My mother would tell me that “nobody’s perfect.” That used to feel more damning than freeing. Regardless of how her proclamation lands with you, she is right - if by perfect you mean, never messing up, never making mistakes, never misstepping and looking foolish. I would try to find work arounds, failing to be perfect all along the way. I would minimize my achievements only recognizing myself as continually falling short of my impossible goal of always being perfect. What I perceived as failure left me feeling ashamed. Shame thrives on secrecy, and I would hide my shame because perfect people have nothing to feel shameful about. The internal pressure systems of shame and perfectionism created a perfect and unyielding storm of insecurity, alienation, and self-loathing. One day, that shame-perfectionism storm broke me open, body and spirit. It left me laid out in bed, unable to move, my fears spilling out in the form of flashbacks, triggers, and nightmares. Survival now meant that I had to admit to folks over and over again that not only was I imperfect - I also needed a lot of help.
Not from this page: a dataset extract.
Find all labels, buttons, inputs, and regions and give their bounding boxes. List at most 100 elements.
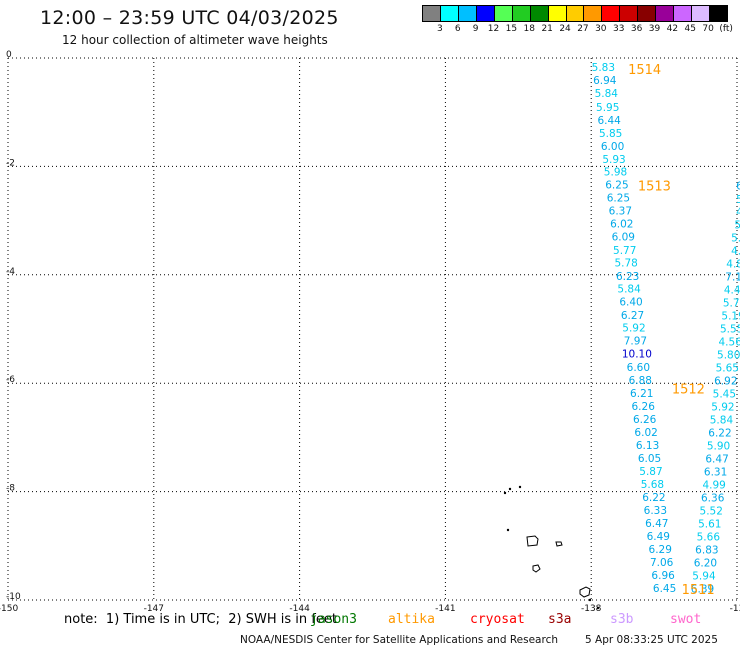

Perfectionism becomes limiting and paralyzing because if you are not going to be perfect right off the bat at a thing then what are you going to do? Try anyway and feel like an awful failure? Not try and never learn how? Frankly, these options suck and undermine the whole “feeling awesome” part that we chase in our belief that feeling awesome is what perfect people experience. Guess what, those folks who we consciously or unconsciously put on a pedestal as exemplars of perfectionism are imperfect, sometimes even deeply problematic people.
The human condition is to be a mess. I have learned that in order to pursue personal fulfillment and occasional feelings of awesomeness, I have to lean into that mess. I began to lean in a few years ago, albeit begrudgingly, as I rebuilt myself in the aftermath of the shame-perfectionism superstorm. I began to see myself not as a failure but as someone who is curious. I began to see myself as someone who is disciplined and practicing her way to mastery, not as a serial-failure. I began to feel fulfilled, safe, and flawed. And most importantly, by admitting my mistakes and imperfections I began to feel connected to others rather than alienated from them. The people that really love me and even many of the folks who just like me are neither shocked nor overwhelmed by my gloriously, imperfect self.